Простите, пожалуйста, за задержку с ответом.



> _текст на английском и перевод на русский:_
> я, пожалуй, никак не могу себе представить, как можно разделить нечто на 1687,5 (или даже 2,5!) частей.
> например, мы можем разделить яблоко на 2, 3, 4 и т.д. части, но никак не, скажем, на 2,5 или 3 1/3 (три и одну треть) части.
> логическое противоречие в тексте?
> я думаю, что я знаю, как исправить данный текст для устранения данного противоречия.
> Харе Кришна!


Я не большой специалист в точных науках, однако не вижу в этом тексте особых противоречий с известными мне законами математики. Правила деления на дробные числа изучаются в средней школе. Или Вас смутила сама формулировка, со словом "частей"? Можете предложить свою, и, если она окажется более удачной, ее вполне можно будет предложить на рассмотрение редакторов.

Кстати, если Вы откроете комментарий к тексту 14 той же главы, то увидите ту же самую дробь в виде 8/13500

----------


## Bhishma das

> Я не большой специалист в точных науках, однако не вижу в этом тексте особых противоречий с известными мне законами математики.

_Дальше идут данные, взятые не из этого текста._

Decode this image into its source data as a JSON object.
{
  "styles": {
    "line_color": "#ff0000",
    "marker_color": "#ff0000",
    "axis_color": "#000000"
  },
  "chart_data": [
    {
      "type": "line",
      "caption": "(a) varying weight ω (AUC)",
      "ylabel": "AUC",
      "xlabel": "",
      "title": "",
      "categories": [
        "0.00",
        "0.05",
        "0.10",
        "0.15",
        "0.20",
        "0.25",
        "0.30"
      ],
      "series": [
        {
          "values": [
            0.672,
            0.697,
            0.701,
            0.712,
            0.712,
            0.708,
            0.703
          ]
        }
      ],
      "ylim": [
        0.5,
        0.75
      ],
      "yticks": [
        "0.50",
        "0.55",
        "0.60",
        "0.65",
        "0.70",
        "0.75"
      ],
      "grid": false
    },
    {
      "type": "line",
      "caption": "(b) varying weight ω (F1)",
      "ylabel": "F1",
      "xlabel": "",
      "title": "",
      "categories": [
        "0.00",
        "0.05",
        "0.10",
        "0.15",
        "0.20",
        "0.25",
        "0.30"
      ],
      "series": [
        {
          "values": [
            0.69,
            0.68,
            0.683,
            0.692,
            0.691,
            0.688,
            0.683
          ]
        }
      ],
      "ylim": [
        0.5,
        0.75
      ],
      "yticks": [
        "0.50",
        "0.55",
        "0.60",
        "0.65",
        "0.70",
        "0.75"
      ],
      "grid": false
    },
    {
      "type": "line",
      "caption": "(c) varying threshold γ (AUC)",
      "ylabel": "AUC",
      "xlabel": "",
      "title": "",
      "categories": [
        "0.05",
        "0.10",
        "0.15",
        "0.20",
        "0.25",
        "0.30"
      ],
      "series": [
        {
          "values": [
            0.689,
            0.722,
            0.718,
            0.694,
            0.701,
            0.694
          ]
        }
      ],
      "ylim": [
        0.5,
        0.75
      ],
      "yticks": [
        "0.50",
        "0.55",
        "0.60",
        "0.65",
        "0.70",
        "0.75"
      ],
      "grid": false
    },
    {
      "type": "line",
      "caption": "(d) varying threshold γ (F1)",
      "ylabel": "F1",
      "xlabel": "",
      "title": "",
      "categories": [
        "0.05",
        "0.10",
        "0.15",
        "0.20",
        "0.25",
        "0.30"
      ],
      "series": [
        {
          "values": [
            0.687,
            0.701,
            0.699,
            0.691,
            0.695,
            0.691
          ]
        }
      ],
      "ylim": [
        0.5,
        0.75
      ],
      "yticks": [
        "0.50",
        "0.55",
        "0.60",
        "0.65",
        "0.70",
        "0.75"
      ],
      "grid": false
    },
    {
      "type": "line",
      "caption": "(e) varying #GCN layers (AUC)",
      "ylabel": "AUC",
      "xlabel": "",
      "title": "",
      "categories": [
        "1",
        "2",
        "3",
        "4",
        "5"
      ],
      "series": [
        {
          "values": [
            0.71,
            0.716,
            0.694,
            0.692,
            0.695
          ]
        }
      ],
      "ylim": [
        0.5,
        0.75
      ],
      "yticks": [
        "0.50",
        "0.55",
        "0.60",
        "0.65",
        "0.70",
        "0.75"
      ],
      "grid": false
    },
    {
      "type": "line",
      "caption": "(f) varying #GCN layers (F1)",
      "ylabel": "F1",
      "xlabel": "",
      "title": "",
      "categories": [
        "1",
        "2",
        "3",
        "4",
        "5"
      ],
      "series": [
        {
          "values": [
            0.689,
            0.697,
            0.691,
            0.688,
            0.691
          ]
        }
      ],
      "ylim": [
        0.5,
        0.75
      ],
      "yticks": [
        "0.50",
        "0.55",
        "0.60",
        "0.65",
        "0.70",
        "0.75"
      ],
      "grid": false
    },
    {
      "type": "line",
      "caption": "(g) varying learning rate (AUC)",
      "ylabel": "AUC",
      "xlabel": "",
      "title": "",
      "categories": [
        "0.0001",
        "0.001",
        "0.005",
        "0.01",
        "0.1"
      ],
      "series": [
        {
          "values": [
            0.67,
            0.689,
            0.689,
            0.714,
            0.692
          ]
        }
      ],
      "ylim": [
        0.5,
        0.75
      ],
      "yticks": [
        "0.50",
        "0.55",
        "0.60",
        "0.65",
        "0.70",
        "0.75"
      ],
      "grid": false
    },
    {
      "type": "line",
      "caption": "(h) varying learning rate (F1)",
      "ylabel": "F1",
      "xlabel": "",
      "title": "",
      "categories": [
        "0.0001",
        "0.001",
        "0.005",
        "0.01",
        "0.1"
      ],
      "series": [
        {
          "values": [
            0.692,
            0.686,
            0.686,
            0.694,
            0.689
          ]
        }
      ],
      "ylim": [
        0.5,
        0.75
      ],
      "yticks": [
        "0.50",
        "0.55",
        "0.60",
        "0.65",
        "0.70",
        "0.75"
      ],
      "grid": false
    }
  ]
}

если бы я не стал химиком, я был бы математиком.
это к вопросу о физиках и лириках.




> Правила деления на дробные числа изучаются в средней школе.


да, действительно, в средней школе изучают разные правила, но не изучают, как, скажем, разделить один большой торт на пи (3.14...) или е (основание натурального логарифма!  :smilies: 




> Или Вас смутила сама формулировка, со словом "частей"?


нет, не смутила, она просто неправильная.




> Можете предложить свою, и, если она окажется более удачной, ее вполне можно будет предложить на рассмотрение редакторов.


вообще-то, сначала я хотел дождаться ответа от ЕС Джайадвайты Свами Махараджа на мой запрос.

ну, что ж, извольте:

Если *длительность* одной секунды разделить на 1687,5 (*не частей!*), *то* продолжительность каждой из них составит одну трути - (и далее по тексту).




> Кстати, если Вы откроете комментарий к тексту 14 той же главы, то увидите ту же самую дробь в виде 8/13500


дык, дробь сиречь отношение двух целых частей!

Харе Кришна!

----------


## vijitatma das

> Если *длительность* одной секунды разделить на 1687,5 (*не частей!*), *то* продолжительность каждой из них составит одну трути - (и далее по тексту).


Да, хороший вариант.

----------